Well, this thread roused my interest again. I last tried to build a Guillows model about five years ago with my son to see if he was interested. It was a Javelin, as that looked like the easiest to start with. We got the tail surfaces done, but that was about it. He didn’t have the bug. So the plane sat on top of his desk gathering dust until I took it and put it away for completion one day when I got the urge. It was die crushed, and a lot of work to smooth out the crushing, so I hadn’t been motivated to get back to it. This thread got me looking at YouTube videos and on Amazon to check out Guillows kits. So, when I went to the post office today, I bopped over to the hobby shop downtown and looked at their selection of kits. Only the laser cut kits, no die cutting. The cheapest was $15.99, and I wasn’t taken by it, so I grabbed the 16.5" FW-190 kit at $16.99.
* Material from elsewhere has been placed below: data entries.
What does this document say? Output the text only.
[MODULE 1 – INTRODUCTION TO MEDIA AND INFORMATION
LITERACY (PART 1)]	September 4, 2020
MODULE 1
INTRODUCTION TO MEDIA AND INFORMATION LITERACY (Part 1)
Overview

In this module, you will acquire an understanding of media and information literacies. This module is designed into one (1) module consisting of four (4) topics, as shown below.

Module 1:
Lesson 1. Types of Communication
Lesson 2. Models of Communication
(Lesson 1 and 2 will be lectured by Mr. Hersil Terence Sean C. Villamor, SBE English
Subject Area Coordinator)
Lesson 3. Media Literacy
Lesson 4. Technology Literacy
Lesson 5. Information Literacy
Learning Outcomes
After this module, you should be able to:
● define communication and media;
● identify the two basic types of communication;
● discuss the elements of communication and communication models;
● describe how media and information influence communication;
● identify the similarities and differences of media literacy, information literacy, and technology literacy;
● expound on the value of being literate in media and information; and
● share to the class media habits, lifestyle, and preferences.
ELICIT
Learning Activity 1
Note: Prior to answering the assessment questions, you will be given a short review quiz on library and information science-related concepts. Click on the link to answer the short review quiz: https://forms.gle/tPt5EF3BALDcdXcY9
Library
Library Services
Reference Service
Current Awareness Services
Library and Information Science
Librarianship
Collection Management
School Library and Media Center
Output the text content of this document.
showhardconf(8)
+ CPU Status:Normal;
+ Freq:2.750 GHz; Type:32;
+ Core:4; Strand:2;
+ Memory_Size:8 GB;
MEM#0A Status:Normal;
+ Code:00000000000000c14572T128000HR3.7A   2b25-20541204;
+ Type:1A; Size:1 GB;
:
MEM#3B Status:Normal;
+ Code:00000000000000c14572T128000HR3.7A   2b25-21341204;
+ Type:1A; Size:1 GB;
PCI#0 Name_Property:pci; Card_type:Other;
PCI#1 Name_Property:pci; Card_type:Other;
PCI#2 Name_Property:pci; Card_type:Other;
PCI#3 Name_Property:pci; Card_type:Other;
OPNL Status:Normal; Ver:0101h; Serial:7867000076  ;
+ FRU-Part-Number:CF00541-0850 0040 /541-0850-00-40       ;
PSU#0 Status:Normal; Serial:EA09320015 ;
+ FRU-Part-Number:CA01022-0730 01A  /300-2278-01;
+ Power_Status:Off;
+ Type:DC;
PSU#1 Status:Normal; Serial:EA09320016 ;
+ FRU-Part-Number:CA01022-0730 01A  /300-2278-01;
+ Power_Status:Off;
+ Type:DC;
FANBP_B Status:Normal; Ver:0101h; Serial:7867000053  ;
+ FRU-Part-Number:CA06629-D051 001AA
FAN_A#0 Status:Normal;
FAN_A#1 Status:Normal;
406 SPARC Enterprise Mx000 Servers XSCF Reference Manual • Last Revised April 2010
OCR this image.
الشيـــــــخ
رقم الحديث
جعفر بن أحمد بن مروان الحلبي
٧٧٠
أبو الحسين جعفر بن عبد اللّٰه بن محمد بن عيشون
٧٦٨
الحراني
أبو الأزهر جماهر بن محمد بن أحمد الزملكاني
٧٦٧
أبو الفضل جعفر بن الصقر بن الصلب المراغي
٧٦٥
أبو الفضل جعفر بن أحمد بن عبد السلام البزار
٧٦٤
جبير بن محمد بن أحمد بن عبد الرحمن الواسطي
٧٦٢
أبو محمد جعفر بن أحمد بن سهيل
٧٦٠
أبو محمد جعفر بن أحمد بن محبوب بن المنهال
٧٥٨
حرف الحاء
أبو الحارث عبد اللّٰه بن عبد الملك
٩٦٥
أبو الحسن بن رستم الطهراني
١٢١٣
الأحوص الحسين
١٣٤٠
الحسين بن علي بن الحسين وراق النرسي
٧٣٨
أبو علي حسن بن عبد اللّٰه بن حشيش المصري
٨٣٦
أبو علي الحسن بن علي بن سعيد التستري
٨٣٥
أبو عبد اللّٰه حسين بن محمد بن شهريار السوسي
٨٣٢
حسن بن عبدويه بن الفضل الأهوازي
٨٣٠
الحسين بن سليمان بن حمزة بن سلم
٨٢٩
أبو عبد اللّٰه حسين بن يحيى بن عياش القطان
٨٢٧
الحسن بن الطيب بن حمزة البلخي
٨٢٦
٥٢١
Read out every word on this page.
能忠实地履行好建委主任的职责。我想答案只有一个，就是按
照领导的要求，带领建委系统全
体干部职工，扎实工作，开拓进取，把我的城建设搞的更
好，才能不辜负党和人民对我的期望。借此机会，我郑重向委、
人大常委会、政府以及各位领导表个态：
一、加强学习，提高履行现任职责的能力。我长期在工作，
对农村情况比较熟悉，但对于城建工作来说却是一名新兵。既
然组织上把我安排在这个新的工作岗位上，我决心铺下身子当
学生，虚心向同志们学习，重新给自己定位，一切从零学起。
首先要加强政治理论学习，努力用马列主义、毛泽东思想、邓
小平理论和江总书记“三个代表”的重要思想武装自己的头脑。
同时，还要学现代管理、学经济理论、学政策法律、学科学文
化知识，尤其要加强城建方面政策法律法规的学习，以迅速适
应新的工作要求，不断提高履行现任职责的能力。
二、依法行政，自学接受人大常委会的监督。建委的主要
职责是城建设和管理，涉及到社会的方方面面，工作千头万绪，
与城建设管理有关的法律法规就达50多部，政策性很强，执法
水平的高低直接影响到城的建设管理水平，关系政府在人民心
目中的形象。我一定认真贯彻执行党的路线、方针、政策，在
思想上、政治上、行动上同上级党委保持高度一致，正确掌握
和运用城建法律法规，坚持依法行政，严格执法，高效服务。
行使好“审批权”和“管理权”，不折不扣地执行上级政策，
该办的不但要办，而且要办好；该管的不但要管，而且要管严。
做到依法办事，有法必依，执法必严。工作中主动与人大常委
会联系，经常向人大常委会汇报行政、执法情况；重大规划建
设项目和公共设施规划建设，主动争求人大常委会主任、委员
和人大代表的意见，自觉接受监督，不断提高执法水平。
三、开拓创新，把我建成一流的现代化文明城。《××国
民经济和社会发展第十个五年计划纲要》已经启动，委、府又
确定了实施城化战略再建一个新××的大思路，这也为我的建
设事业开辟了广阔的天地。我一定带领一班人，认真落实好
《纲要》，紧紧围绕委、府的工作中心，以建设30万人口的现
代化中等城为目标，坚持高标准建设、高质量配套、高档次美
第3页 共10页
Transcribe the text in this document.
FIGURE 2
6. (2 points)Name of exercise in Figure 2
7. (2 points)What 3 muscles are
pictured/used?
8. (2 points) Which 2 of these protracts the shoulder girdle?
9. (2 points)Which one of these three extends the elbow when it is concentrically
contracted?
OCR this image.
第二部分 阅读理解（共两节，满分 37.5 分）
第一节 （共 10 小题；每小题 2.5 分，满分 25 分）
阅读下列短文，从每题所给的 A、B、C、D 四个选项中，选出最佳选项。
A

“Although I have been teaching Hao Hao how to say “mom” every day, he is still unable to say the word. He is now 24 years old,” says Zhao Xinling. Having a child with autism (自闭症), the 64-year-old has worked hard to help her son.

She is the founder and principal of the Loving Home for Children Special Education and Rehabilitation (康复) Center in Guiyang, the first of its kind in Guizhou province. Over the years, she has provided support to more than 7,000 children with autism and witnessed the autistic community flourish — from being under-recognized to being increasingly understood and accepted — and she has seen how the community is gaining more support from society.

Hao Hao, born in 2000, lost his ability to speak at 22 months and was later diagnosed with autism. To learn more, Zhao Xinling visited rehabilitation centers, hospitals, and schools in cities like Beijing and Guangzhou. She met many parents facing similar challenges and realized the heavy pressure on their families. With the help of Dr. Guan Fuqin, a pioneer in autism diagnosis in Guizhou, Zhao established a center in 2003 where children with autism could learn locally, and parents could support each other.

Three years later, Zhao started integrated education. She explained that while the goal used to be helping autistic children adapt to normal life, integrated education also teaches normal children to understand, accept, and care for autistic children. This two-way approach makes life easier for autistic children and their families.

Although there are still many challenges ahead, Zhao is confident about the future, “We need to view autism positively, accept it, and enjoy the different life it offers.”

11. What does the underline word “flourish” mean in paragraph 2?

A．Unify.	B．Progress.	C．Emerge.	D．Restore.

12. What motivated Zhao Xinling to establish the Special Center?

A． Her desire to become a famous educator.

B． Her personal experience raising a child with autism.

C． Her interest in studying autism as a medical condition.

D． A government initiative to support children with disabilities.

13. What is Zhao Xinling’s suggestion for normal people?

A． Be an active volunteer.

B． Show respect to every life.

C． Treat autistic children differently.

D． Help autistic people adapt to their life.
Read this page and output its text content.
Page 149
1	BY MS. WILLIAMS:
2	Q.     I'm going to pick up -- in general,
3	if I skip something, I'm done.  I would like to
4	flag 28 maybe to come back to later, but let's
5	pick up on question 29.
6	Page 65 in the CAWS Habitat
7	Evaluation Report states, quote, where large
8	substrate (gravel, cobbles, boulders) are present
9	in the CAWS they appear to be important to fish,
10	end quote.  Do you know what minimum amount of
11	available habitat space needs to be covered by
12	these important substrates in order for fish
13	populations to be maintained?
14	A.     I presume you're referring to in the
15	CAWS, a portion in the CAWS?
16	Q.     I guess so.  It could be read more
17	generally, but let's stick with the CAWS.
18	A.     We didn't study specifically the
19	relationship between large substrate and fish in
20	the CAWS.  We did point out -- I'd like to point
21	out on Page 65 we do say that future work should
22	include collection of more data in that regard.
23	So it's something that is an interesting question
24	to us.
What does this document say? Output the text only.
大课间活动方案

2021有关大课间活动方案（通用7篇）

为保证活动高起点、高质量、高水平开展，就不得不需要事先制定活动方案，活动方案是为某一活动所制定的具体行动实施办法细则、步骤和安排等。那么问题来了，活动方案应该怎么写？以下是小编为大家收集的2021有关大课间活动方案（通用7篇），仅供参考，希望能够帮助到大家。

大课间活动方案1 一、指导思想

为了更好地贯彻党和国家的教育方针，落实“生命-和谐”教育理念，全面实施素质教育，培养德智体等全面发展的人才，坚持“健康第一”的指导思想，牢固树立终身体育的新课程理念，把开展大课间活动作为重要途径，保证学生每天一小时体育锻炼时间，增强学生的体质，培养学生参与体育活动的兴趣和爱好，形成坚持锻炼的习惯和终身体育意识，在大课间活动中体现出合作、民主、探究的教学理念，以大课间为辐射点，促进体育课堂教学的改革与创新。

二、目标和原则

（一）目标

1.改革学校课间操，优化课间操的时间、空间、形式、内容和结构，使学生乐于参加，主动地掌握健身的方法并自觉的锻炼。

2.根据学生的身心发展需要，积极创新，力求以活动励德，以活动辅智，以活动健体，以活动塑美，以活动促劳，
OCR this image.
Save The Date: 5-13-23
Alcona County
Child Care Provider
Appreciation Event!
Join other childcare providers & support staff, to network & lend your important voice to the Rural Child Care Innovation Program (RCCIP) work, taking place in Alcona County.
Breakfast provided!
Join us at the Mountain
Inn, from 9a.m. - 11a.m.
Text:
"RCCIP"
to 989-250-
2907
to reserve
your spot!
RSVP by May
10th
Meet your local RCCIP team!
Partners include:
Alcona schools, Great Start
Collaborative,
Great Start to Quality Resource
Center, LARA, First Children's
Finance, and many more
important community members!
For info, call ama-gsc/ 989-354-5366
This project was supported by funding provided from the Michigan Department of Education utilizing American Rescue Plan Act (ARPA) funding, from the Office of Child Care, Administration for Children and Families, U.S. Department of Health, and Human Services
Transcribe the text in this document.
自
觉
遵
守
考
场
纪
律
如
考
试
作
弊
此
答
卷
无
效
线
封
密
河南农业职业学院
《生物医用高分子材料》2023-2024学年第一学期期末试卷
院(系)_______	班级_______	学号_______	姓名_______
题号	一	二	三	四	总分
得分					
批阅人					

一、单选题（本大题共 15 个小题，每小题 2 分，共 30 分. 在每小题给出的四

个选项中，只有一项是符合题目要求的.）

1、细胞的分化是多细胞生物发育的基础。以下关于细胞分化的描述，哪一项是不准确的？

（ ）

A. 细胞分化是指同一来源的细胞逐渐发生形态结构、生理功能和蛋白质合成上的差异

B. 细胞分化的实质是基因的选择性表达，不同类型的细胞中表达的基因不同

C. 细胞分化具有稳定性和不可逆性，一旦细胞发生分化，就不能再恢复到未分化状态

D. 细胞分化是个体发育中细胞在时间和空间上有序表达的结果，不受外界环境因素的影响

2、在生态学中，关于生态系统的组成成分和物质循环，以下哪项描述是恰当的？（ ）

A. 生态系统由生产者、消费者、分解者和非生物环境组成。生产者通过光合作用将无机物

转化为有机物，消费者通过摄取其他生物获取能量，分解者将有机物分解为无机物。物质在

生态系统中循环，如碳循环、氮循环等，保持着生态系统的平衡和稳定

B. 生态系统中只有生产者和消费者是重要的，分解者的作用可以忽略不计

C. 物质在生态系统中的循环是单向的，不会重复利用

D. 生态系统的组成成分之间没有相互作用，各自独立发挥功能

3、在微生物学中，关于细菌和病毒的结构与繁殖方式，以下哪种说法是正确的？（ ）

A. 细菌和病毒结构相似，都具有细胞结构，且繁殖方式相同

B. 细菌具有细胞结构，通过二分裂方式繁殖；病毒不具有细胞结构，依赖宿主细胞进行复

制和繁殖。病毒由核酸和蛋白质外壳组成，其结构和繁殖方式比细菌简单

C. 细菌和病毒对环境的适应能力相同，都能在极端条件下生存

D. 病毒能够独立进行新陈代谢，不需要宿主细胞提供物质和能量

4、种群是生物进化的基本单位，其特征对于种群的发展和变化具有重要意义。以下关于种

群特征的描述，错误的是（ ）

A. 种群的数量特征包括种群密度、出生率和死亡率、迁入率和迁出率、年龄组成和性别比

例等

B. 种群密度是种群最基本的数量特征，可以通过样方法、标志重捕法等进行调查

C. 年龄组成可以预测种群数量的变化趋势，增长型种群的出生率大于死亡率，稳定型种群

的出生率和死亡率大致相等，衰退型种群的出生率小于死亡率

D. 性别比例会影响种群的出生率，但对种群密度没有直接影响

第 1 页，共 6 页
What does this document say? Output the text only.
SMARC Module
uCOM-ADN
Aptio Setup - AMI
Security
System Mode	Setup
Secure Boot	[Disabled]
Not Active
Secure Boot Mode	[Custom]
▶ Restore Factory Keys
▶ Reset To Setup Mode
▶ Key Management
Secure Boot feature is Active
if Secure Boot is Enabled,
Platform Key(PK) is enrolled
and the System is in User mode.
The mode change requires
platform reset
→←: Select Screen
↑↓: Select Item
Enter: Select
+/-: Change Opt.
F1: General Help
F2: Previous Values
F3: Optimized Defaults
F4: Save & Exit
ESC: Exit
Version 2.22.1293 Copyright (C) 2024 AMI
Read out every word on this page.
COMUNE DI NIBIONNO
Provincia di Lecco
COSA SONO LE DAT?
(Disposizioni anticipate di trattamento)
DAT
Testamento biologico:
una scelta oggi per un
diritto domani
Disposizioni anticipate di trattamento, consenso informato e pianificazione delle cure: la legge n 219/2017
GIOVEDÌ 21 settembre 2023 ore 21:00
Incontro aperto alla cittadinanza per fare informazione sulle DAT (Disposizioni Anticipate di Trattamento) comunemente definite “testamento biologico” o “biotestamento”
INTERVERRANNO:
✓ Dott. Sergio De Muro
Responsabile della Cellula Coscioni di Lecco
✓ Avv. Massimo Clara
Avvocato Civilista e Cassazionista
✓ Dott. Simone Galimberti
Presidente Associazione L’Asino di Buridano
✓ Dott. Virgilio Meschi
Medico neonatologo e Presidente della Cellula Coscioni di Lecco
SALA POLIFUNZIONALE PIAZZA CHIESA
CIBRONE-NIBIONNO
When I opened the box up and looked at the laser cutting, I was most impressed. Clean cuts straight through. Gonna be a much easier build. Below are a scan and a picture of one of the smaller laser cut sheets. Unfortunately, my camera focal plane won’t get the whole sheet, but you can see at the center of focus how good the laser cutting is. It’s all this clean.


But, wouldn’t you know it. After I scanned the sheet and took the picture, I looked in the closet to see if I could find the old, set-aside Javelin kit, and I found a Guillows Piper Super Cub laser-cut kit that I bought a while back and forgot about…
So the question now is, build the 16.5” FW-190 kit first? Or the 24” Super Cub kit first. I’m thinking the Piper Cub first, since it’s bigger (I have fat fingers) and less compound curves.
James, I looked at the DCP website after your comment, and now I’m going to have to order all the Sterling Beginner series control line planes he sells. I’ve wanted to own all 15 of them, but finding plans or kits for them all is nigh impossible.